Sanders is working to fortify his campaign, recently parting ways with his political director in Iowa, which holds the nation’s first caucus, and replacing his state director in New Hampshire, a state critical to Sanders’ efforts given his landslide primary victory there in 2016.
“They have some challenges,” Brian Fallon, who was chief spokesman for Clinton’s 2016 presidential campaign, said of Sanders’ team. “In a binary race, there were a lot of people who united around an alternative to Clinton. There continue to be true blue Bernie supporters and that probably gives him the most stubborn floor of support of any candidate, but those numbers are smaller. The non-establishment vote is spread around.”
Sanders rejected the notion that the primary may eventually force liberal Democrats to choose between him and Warren, saying, “I think that Sen. Warren, who is a friend of mine, is running her campaign. We are running our campaign.”
Warren has similarly praised her longtime friendship with Sanders rather than answer questions about whether a showdown is coming.
Still, there are questions about how long the holding pattern can last.
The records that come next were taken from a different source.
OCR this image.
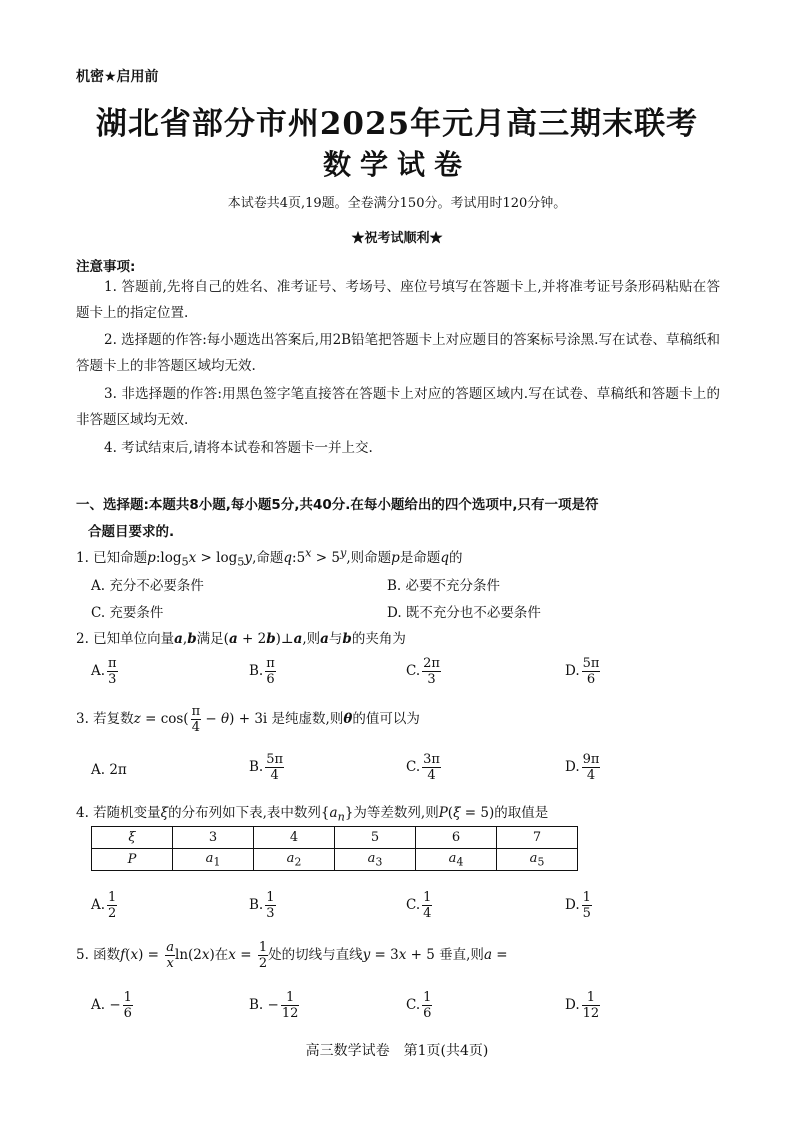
机密★启用前
湖北省部分市州2025年元月高三期末联考
数学试卷
本试卷共4页,19题。全卷满分150分。考试用时120分钟。
★祝考试顺利★
注意事项:
1. 答题前,先将自己的姓名、准考证号、考场号、座位号填写在答题卡上,并将准考证号条形码粘贴在答题卡上的指定位置.
2. 选择题的作答:每小题选出答案后,用2B铅笔把答题卡上对应题目的答案标号涂黑.写在试卷、草稿纸和答题卡上的非答题区域均无效.
3. 非选择题的作答:用黑色签字笔直接答在答题卡上对应的答题区域内.写在试卷、草稿纸和答题卡上的非答题区域均无效.
4. 考试结束后,请将本试卷和答题卡一并上交.
一、选择题:本题共8小题,每小题5分,共40分.在每小题给出的四个选项中,只有一项是符
合题目要求的.
1. 已知命题$p:\log_5x > \log_5y$,命题$q:5^x > 5^y$,则命题p是命题q的
A. 充分不必要条件	B. 必要不充分条件
C. 充要条件	D. 既不充分也不必要条件
2. 已知单位向量a,b满足(a + 2b)⊥a,则a与b的夹角为
A. $\frac{\pi}{3}$	B. $\frac{\pi}{6}$	C. $\frac{2\pi}{3}$	D. $\frac{5\pi}{6}$
3. 若复数$z = \cos( \frac{\pi}{4} - \theta) + 3i$ 是纯虚数,则θ的值可以为
A. 2π	B. $\frac{5\pi}{4}$	C. $\frac{3\pi}{4}$	D. $\frac{9\pi}{4}$
4. 若随机变量ξ的分布列如下表,表中数列$\{a_n\}$为等差数列,则P(ξ = 5)的取值是
ξ	3	4	5	6	7
P	$a_1$	$a_2$	$a_3$	$a_4$	$a_5$
A. $\frac{1}{2}$	B. $\frac{1}{3}$	C. $\frac{1}{4}$	D. $\frac{1}{5}$
5. 函数$f(x) = \frac{a}{x} \ln(2x)$在$x = \frac{1}{2}$ 处的切线与直线y = 3x + 5 垂直,则a =
A. − $\frac{1}{6}$	B. − $\frac{1}{12}$	C. $\frac{1}{6}$	D. $\frac{1}{12}$
高三数学试卷　第1页(共4页)
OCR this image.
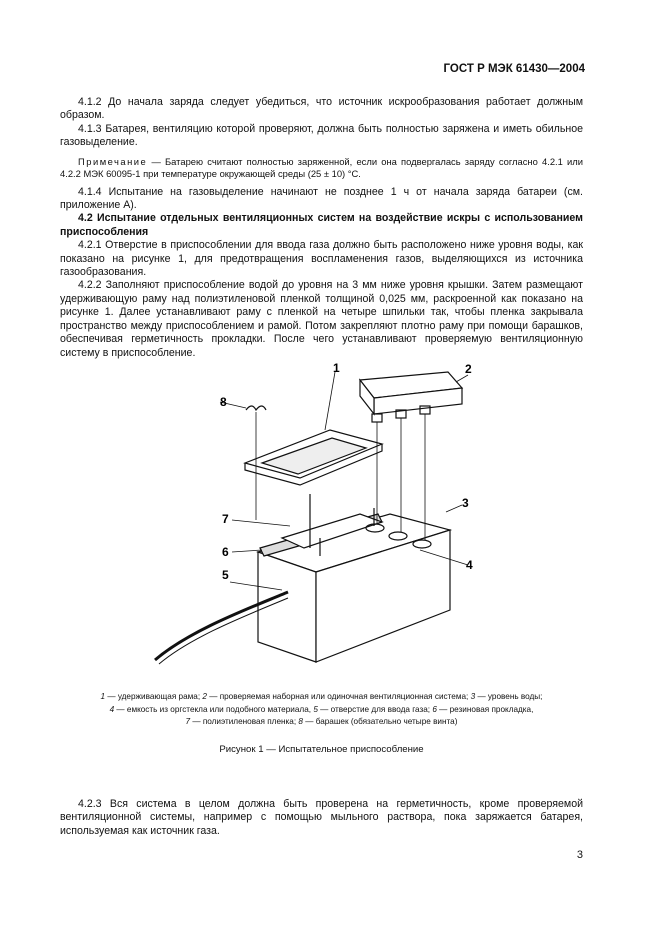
ГОСТ Р МЭК 61430—2004

4.1.2 До начала заряда следует убедиться, что источник искрообразования работает должным образом.

4.1.3 Батарея, вентиляцию которой проверяют, должна быть полностью заряжена и иметь обильное газовыделение.

Примечание — Батарею считают полностью заряженной, если она подвергалась заряду согласно 4.2.1 или 4.2.2 МЭК 60095-1 при температуре окружающей среды (25 ± 10) °С.

4.1.4 Испытание на газовыделение начинают не позднее 1 ч от начала заряда батареи (см. приложение А).

4.2 Испытание отдельных вентиляционных систем на воздействие искры с использованием приспособления

4.2.1 Отверстие в приспособлении для ввода газа должно быть расположено ниже уровня воды, как показано на рисунке 1, для предотвращения воспламенения газов, выделяющихся из источника газообразования.

4.2.2 Заполняют приспособление водой до уровня на 3 мм ниже уровня крышки. Затем размещают удерживающую раму над полиэтиленовой пленкой толщиной 0,025 мм, раскроенной как показано на рисунке 1. Далее устанавливают раму с пленкой на четыре шпильки так, чтобы пленка закрывала пространство между приспособлением и рамой. Потом закрепляют плотно раму при помощи барашков, обеспечивая герметичность прокладки. После чего устанавливают проверяемую вентиляционную систему в приспособление.

1	2
3
4
5
6
7
8
1 — удерживающая рама; 2 — проверяемая наборная или одиночная вентиляционная система; 3 — уровень воды;
4 — емкость из оргстекла или подобного материала, 5 — отверстие для ввода газа; 6 — резиновая прокладка,
7 — полиэтиленовая пленка; 8 — барашек (обязательно четыре винта)
Рисунок 1 — Испытательное приспособление

4.2.3 Вся система в целом должна быть проверена на герметичность, кроме проверяемой вентиляционной системы, например с помощью мыльного раствора, пока заряжается батарея, используемая как источник газа.

3
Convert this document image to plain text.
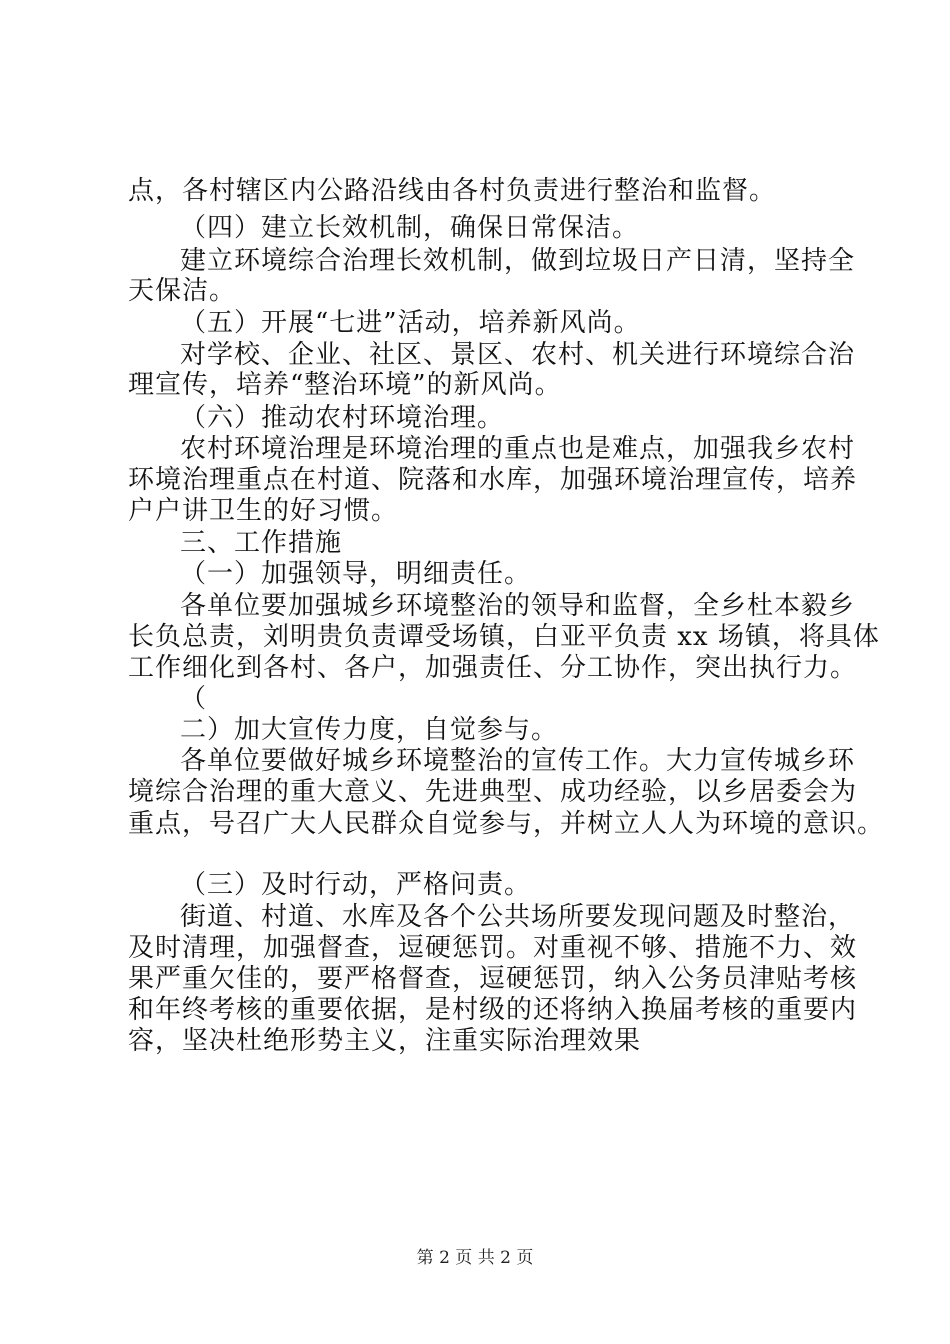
点，各村辖区内公路沿线由各村负责进行整治和监督。
（四）建立长效机制，确保日常保洁。
建立环境综合治理长效机制，做到垃圾日产日清，坚持全
天保洁。
（五）开展“七进”活动，培养新风尚。
对学校、企业、社区、景区、农村、机关进行环境综合治
理宣传，培养“整治环境”的新风尚。
（六）推动农村环境治理。
农村环境治理是环境治理的重点也是难点，加强我乡农村
环境治理重点在村道、院落和水库，加强环境治理宣传，培养
户户讲卫生的好习惯。
三、工作措施
（一）加强领导，明细责任。
各单位要加强城乡环境整治的领导和监督，全乡杜本毅乡
长负总责，刘明贵负责谭受场镇，白亚平负责 xx 场镇，将具体
工作细化到各村、各户，加强责任、分工协作，突出执行力。
（
二）加大宣传力度，自觉参与。
各单位要做好城乡环境整治的宣传工作。大力宣传城乡环
境综合治理的重大意义、先进典型、成功经验，以乡居委会为
重点，号召广大人民群众自觉参与，并树立人人为环境的意识。
（三）及时行动，严格问责。
街道、村道、水库及各个公共场所要发现问题及时整治，
及时清理，加强督查，逗硬惩罚。对重视不够、措施不力、效
果严重欠佳的，要严格督查，逗硬惩罚，纳入公务员津贴考核
和年终考核的重要依据，是村级的还将纳入换届考核的重要内
容，坚决杜绝形势主义，注重实际治理效果
第 2 页 共 2 页
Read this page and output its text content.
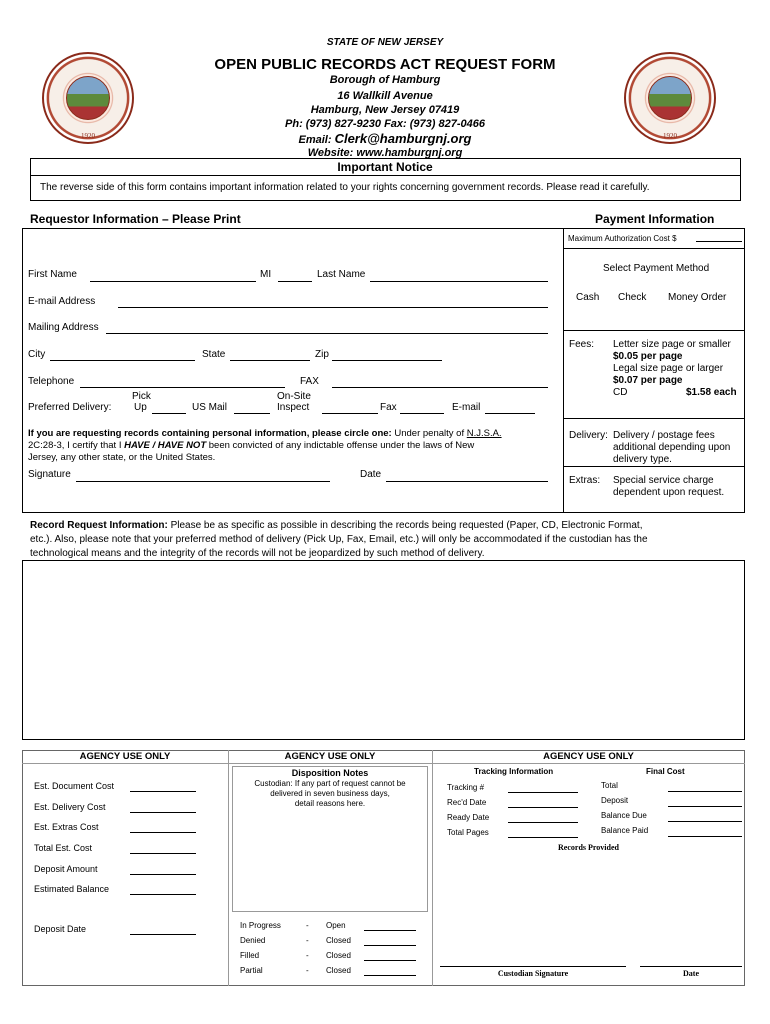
1920	1920
STATE OF NEW JERSEY
OPEN PUBLIC RECORDS ACT REQUEST FORM
Borough of Hamburg
16 Wallkill Avenue
Hamburg, New Jersey 07419
Ph: (973) 827-9230 Fax: (973) 827-0466
Email: Clerk@hamburgnj.org
Website: www.hamburgnj.org
Important Notice
The reverse side of this form contains important information related to your rights concerning government records. Please read it carefully.
Requestor Information – Please Print	Payment Information
First Name	MI	Last Name
E-mail Address
Mailing Address
City	State	Zip
Telephone	FAX
Preferred Delivery:
Pick
Up	US Mail
On-Site
Inspect	Fax	E-mail
If you are requesting records containing personal information, please circle one: Under penalty of N.J.S.A.
2C:28-3, I certify that I HAVE / HAVE NOT been convicted of any indictable offense under the laws of New
Jersey, any other state, or the United States.
Signature	Date
Maximum Authorization Cost $
Select Payment Method
Cash Check Money Order
Fees: Letter size page or smaller
$0.05 per page
Legal size page or larger
$0.07 per page
CD	$1.58 each
Delivery: Delivery / postage fees
additional depending upon
delivery type.
Extras: Special service charge
dependent upon request.
Record Request Information: Please be as specific as possible in describing the records being requested (Paper, CD, Electronic Format,
etc.). Also, please note that your preferred method of delivery (Pick Up, Fax, Email, etc.) will only be accommodated if the custodian has the
technological means and the integrity of the records will not be jeopardized by such method of delivery.
AGENCY USE ONLY	AGENCY USE ONLY	AGENCY USE ONLY
Est. Document Cost
Est. Delivery Cost
Est. Extras Cost
Total Est. Cost
Deposit Amount
Estimated Balance
Deposit Date
Disposition Notes
Custodian: If any part of request cannot be
delivered in seven business days,
detail reasons here.
In Progress	- Open
Denied	- Closed
Filled	- Closed
Partial	- Closed
Tracking Information	Final Cost
Tracking #
Rec'd Date
Ready Date
Total Pages
Total
Deposit
Balance Due
Balance Paid
Records Provided
Custodian Signature	Date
On Sunday, Sanders will travel to Oklahoma, where he’ll attend a Comanche Nation Fair Powwow. While he’s not expected to directly talk about Warren, the trip will take Sanders to her native state a month after she apologized to Native Americans over her past claim to tribal heritage. Sanders has also gotten more aggressive with Biden lately, ticking through a list of the former vice president’s unpopular votes while he was in the Senate — including supporting the Wall Street bank bailout.
With just over four months before primary voting begins, Sanders said he doesn’t believe anyone in so crowded a field will carry states with 50% of the vote.
“So the question is, who is going to get the 30, 35, 40% of the vote that you need to carry the states?” he said. “I think that because of our strong grassroots movement we are in a strong position to do that.”
Sanders’ advisers, meanwhile, argue that his appeal now goes beyond political insurgency, noting that he campaigned hard for Clinton after the 2016 primary and that he has begun working more closely with state parties this cycle, trying to build support through traditional channels.
Fallon also noted that Sanders has been ahead of many of his rivals on things like joining striking McDonald’s workers in Iowa — giving him revolutionary political cred that rises above policy overlap with other candidates.
“With the Bernie crowd, that’s the space to say, ‘Don’t settle for imitators,’” Fallon said.
A lot of Sanders’ central message remains the same, though, and still appeals to voters.
“I think I’ve heard a lot of what he’s said already,” said Alejandro Hernandez Jr., a 23-year-old federal employee who saw Sanders at a recent Latino issues forum in Las Vegas. “But just to see his actual energy and presence, the way he commands the room and really the elegance with which he speaks, it’s truly impressive.”